Deaths from liver disease represent 2 deaths in 100 people. Liver cancer (caused by liver disease) is the third most common cause of cancer deaths worldwide. Though the liver is able to regenerate and replace itself, it can become so damaged that the harm cannot be reversed. It plays a crucial role in our bodies, so it’s important to look after it.

It has been known for some time that drinking coffee appears to provide some protection against liver disease, but a recent study explored whether drinking cups of coffee could actually reduce liver disease deaths.

The study reviewed coffee consumption and rates of liver disease deaths in countries around the world. It discovered that in countries where more than 2 cups of coffee were consumed, the numbers of deaths from liver disease averted could possibly be 7.8 per 100,000 people, in one year.

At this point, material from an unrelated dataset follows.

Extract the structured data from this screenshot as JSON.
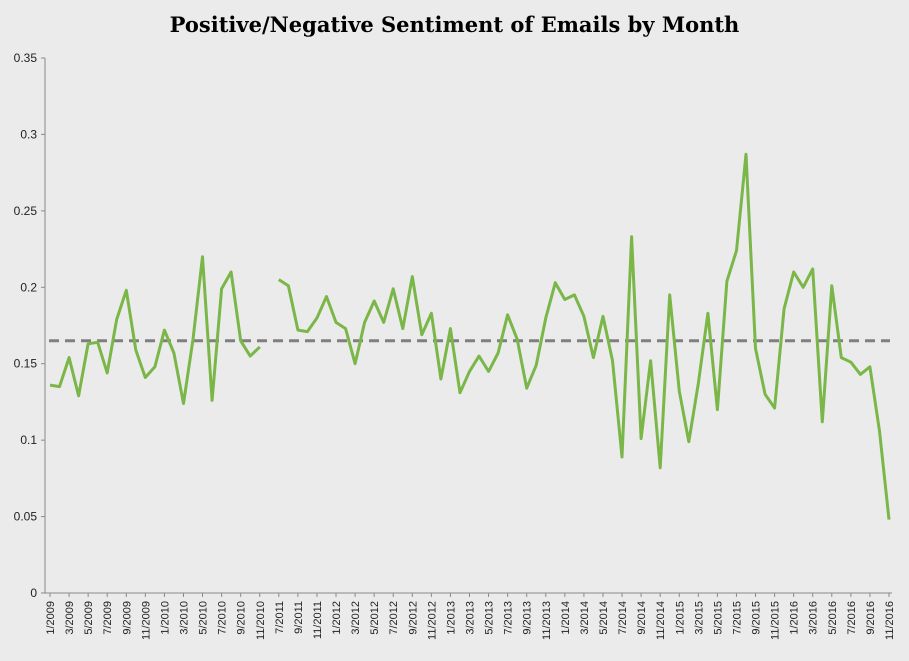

Whilst this study compared worldwide datasets and showed fewer deaths with increased coffee consumption, it does not suggest what the ‘protective factor’ is in coffee, or how long someone needs to drink it for them to gain a benefit. Further research is needed to see if drinking more than two cups of coffee a day in the UK results in a true reduction in the number of people dying from liver disease.

This interesting study will pave the way for further exciting research, which will aim to identify the exact component of coffee that our livers love, hoping to improve the available treatments for liver disease.